Weaker hiring, nervous consumers, sluggish manufacturing and the shadow of Europe’s debt crisis might be pointing toward everyone’s big fear: another recession.
The U.S. economy grew at an annual rate of just 1.5 per cent from April through June, as Americans cut back sharply on spending.
The slowdown in growth adds to worries that the economy could be stalling three years after the recession ended.
Much more growth would be needed to fuel stronger hiring. Economists generally say even two per cent annual growth would add only about 90,000 jobs a month. That’s too few to drive down the unemployment rate, which is stuck at 8.2 per cent.
The U.S. economy has never been so sluggish this long into a recovery. The Great Recession officially ended in June 2009.
Until a few weeks ago, many economists had been predicting that growth would accelerate in the final six months of the year. They pointed to gains in manufacturing, home and auto sales and lower gas prices.
But threats to the U.S. economy have left consumers—who account for about 70 per cent of the economy—too anxious to spend freely. Jobs are tight. Pay isn’t keeping up with inflation. Retail sales fell in June for a third straight month. Manufacturing has weakened in most areas of the country.

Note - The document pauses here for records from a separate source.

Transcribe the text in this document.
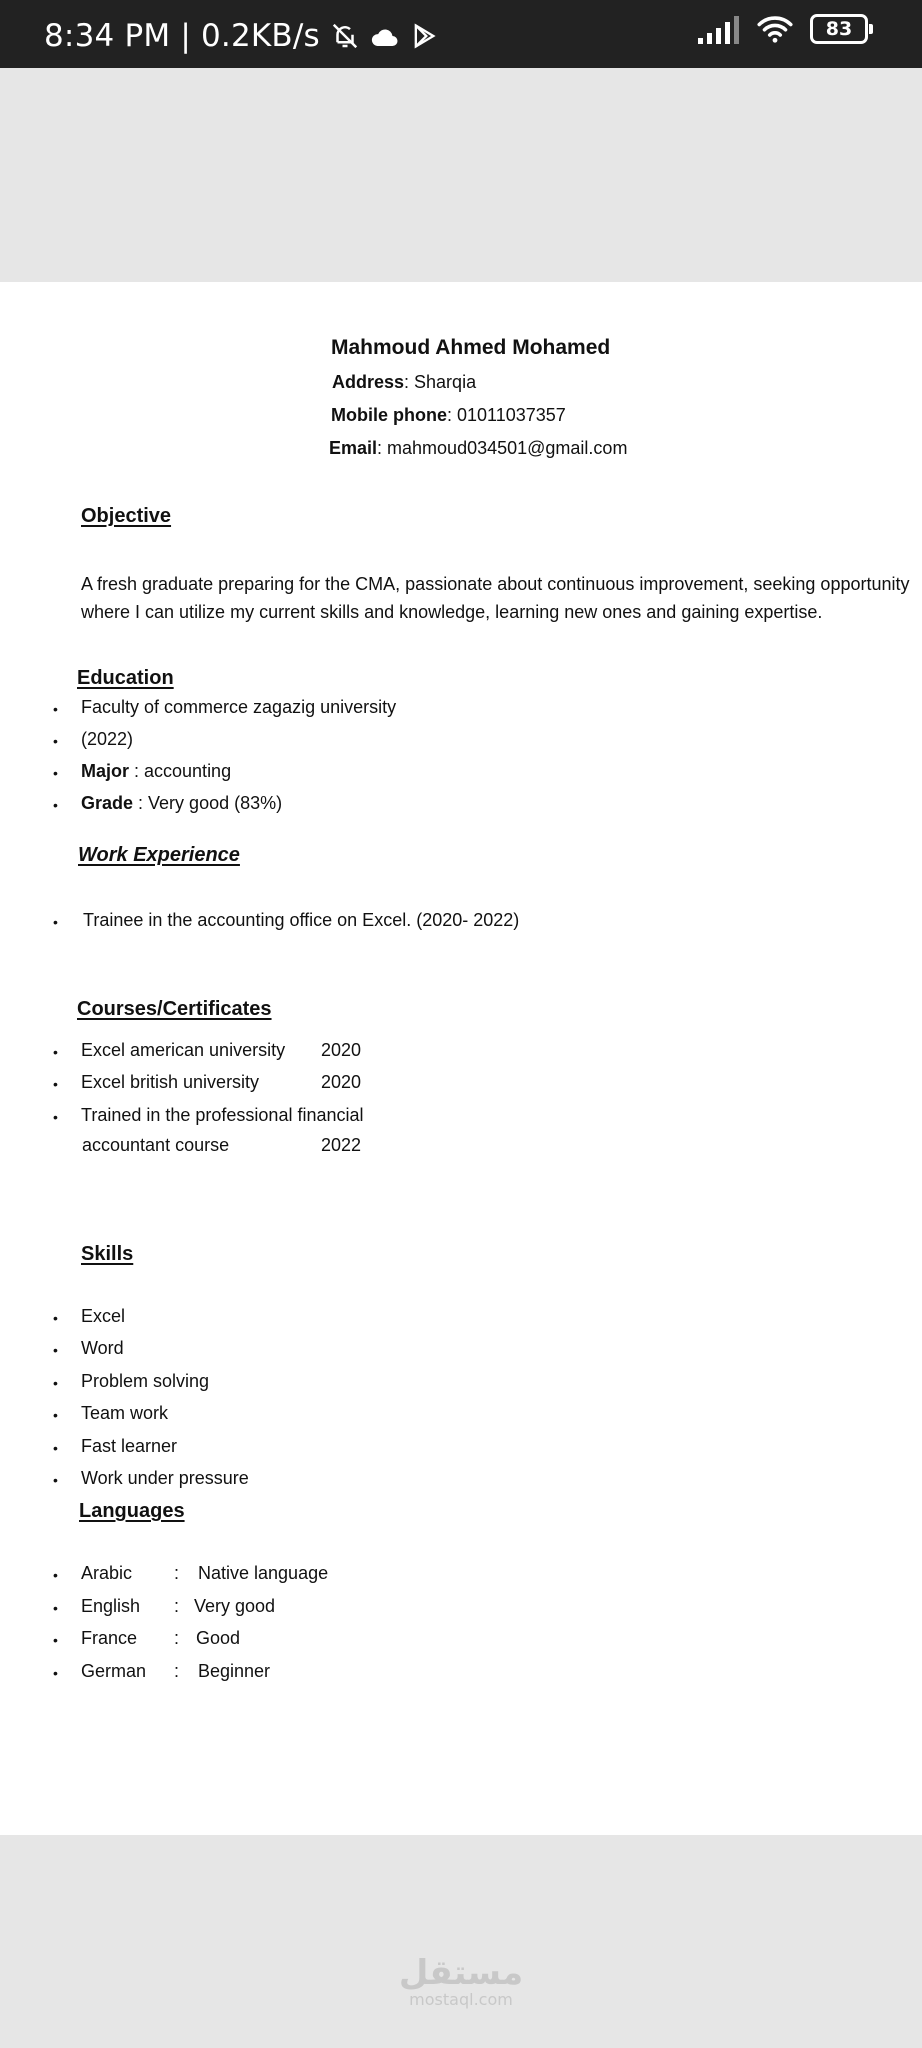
8:34 PM | 0.2KB/s	83
Mahmoud Ahmed Mohamed
Address: Sharqia
Mobile phone: 01011037357
Email: mahmoud034501@gmail.com
Objective
A fresh graduate preparing for the CMA, passionate about continuous improvement, seeking opportunity
where I can utilize my current skills and knowledge, learning new ones and gaining expertise.
Education
• Faculty of commerce zagazig university
• (2022)
• Major : accounting
• Grade : Very good (83%)
Work Experience
• Trainee in the accounting office on Excel. (2020- 2022)
Courses/Certificates
• Excel american university 2020
• Excel british university	2020
• Trained in the professional financial
accountant course	2022
Skills
• Excel
• Word
• Problem solving
• Team work
• Fast learner
• Work under pressure
Languages
• Arabic : Native language
• English : Very good
• France : Good
• German : Beginner
مستقل
mostaql.com
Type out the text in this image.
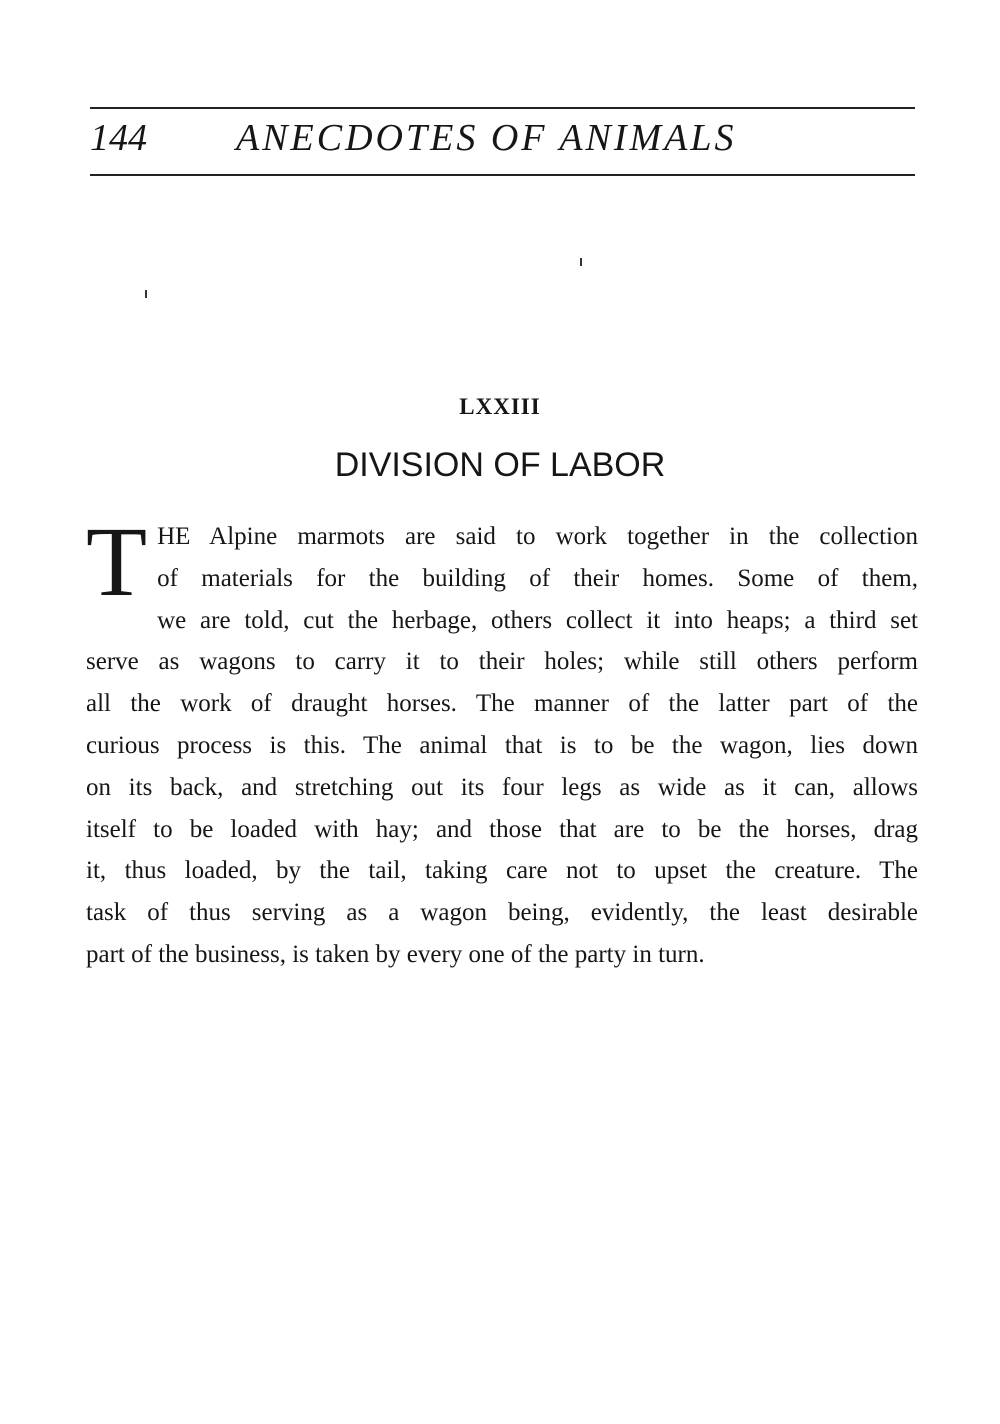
144 ANECDOTES OF ANIMALS
LXXIII
DIVISION OF LABOR
T HE Alpine marmots are said to work together in the collection
of materials for the building of their homes. Some of them,
we are told, cut the herbage, others collect it into heaps; a third set
serve as wagons to carry it to their holes; while still others perform
all the work of draught horses. The manner of the latter part of the
curious process is this. The animal that is to be the wagon, lies down
on its back, and stretching out its four legs as wide as it can, allows
itself to be loaded with hay; and those that are to be the horses, drag
it, thus loaded, by the tail, taking care not to upset the creature. The
task of thus serving as a wagon being, evidently, the least desirable
part of the business, is taken by every one of the party in turn.
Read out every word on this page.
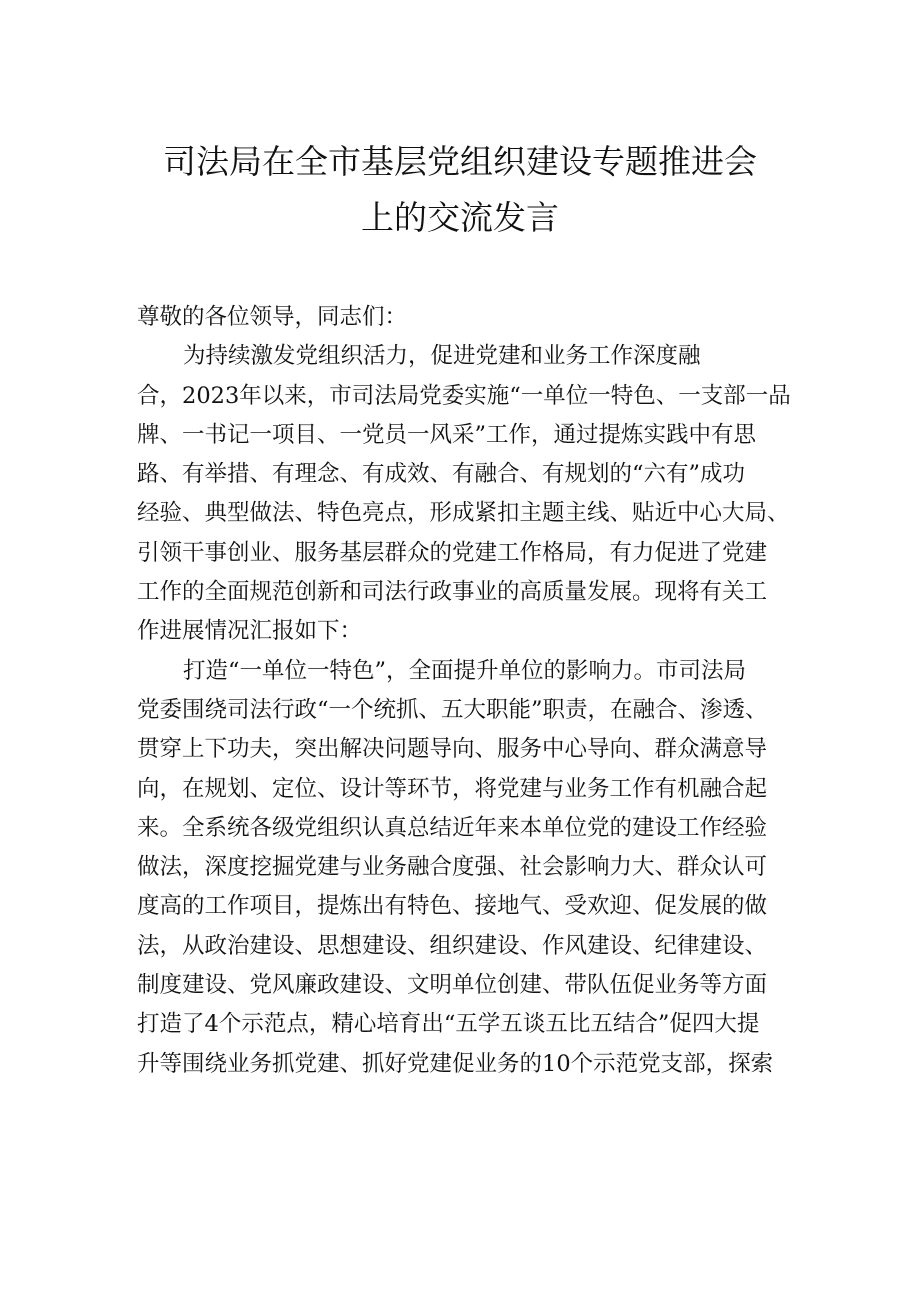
司法局在全市基层党组织建设专题推进会
上的交流发言
尊敬的各位领导，同志们：
为持续激发党组织活力，促进党建和业务工作深度融
合，2023年以来，市司法局党委实施“一单位一特色、一支部一品
牌、一书记一项目、一党员一风采”工作，通过提炼实践中有思
路、有举措、有理念、有成效、有融合、有规划的“六有”成功
经验、典型做法、特色亮点，形成紧扣主题主线、贴近中心大局、
引领干事创业、服务基层群众的党建工作格局，有力促进了党建
工作的全面规范创新和司法行政事业的高质量发展。现将有关工
作进展情况汇报如下：
打造“一单位一特色”，全面提升单位的影响力。市司法局
党委围绕司法行政“一个统抓、五大职能”职责，在融合、渗透、
贯穿上下功夫，突出解决问题导向、服务中心导向、群众满意导
向，在规划、定位、设计等环节，将党建与业务工作有机融合起
来。全系统各级党组织认真总结近年来本单位党的建设工作经验
做法，深度挖掘党建与业务融合度强、社会影响力大、群众认可
度高的工作项目，提炼出有特色、接地气、受欢迎、促发展的做
法，从政治建设、思想建设、组织建设、作风建设、纪律建设、
制度建设、党风廉政建设、文明单位创建、带队伍促业务等方面
打造了4个示范点，精心培育出“五学五谈五比五结合”促四大提
升等围绕业务抓党建、抓好党建促业务的10个示范党支部，探索
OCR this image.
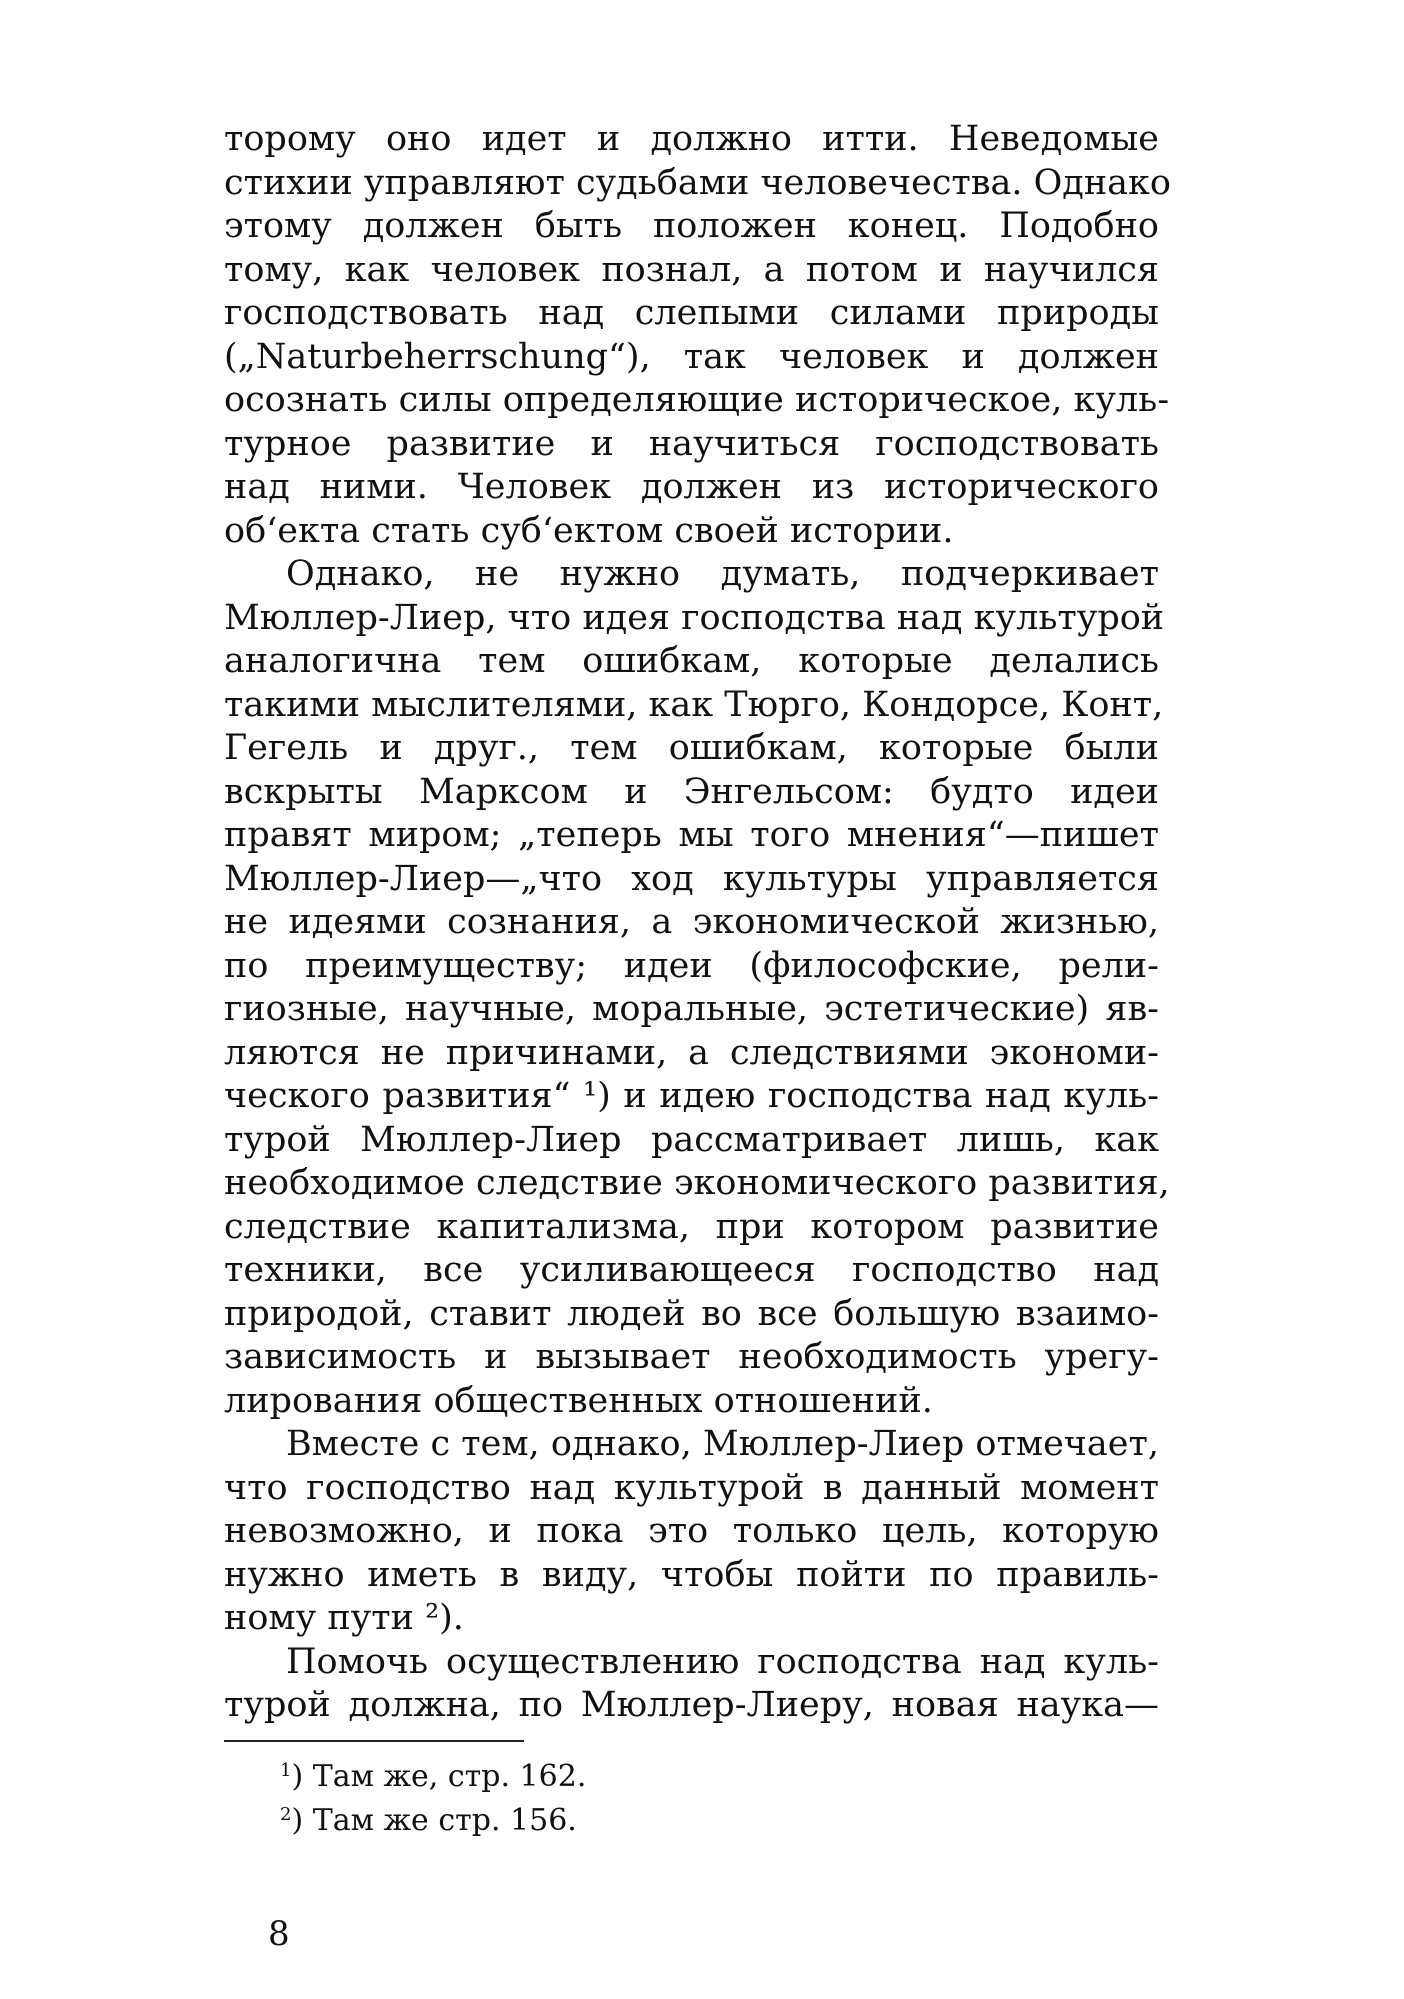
торому оно идет и должно итти. Неведомые
стихии управляют судьбами человечества. Однако
этому должен быть положен конец. Подобно
тому, как человек познал, а потом и научился
господствовать над слепыми силами природы
(„Naturbeherrschung“), так человек и должен
осознать силы определяющие историческое, куль-
турное развитие и научиться господствовать
над ними. Человек должен из исторического
об‘екта стать суб‘ектом своей истории.
Однако, не нужно думать, подчеркивает
Мюллер-Лиер, что идея господства над культурой
аналогична тем ошибкам, которые делались
такими мыслителями, как Тюрго, Кондорсе, Конт,
Гегель и друг., тем ошибкам, которые были
вскрыты Марксом и Энгельсом: будто идеи
правят миром; „теперь мы того мнения“—пишет
Мюллер-Лиер—„что ход культуры управляется
не идеями сознания, а экономической жизнью,
по преимуществу; идеи (философские, рели-
гиозные, научные, моральные, эстетические) яв-
ляются не причинами, а следствиями экономи-
ческого развития“ ¹) и идею господства над куль-
турой Мюллер-Лиер рассматривает лишь, как
необходимое следствие экономического развития,
следствие капитализма, при котором развитие
техники, все усиливающееся господство над
природой, ставит людей во все большую взаимо-
зависимость и вызывает необходимость урегу-
лирования общественных отношений.
Вместе с тем, однако, Мюллер-Лиер отмечает,
что господство над культурой в данный момент
невозможно, и пока это только цель, которую
нужно иметь в виду, чтобы пойти по правиль-
ному пути ²).
Помочь осуществлению господства над куль-
турой должна, по Мюллер-Лиеру, новая наука—
$^1$) Там же, стр. 162.
$^2$) Там же стр. 156.
8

Fear is also growing that the economy will fall off a “fiscal cliff” at year’s end. That’s when tax increases and deep spending cuts will take effect unless Congress reaches a budget agreement.
All that is making companies reluctant to expand and hire.
From April through June, U.S. job growth slowed to 75,000 a month, down from a healthy 226,000 average in the first three months of the year.
“The European situation has been getting worse and is dragging down the global economy,” said Sung Won Sohn, an economics professor at California State University.
Six of the 17 countries that use the euro currency are in recession. Growth has also weakened in powerhouse emerging markets in China, India and Brazil. With these economies slowing, so is their demand for U.S. exports.
Sohn estimates the likelihood of a U.S. recession within the next 12 months at 30 per cent to 35 per cent. That’s up from his estimate of 20 per cent six months ago.
Nariman Behravesh, chief economist at IHS Global Insight, puts the chance of a recession at 25 per cent. He expects growth to increase slightly to an annual rate above 2 per cent in the second half of this year.
Other economists are gloomier. They think growth will muddle along below 2 per cent through 2012.
In delivering the Federal Reserve’s midyear economic report to Congress last week, Chairman Ben Bernanke sketched a bleak picture, warning that unless lawmakers strike a deal, the tax increases and deep spending cuts that will take effect Jan. 1 could trigger another U.S. recession.
Bernanke has said the Fed is prepared to take further action if unemployment stays high. He hasn’t specified what steps it might take or whether any action is imminent.
But few think the Fed, the White House or Congress can or will do anything soon that might rejuvenate the economy quickly. Many lawmakers, for example, refuse to increase federal spending in light of historically large budget deficits.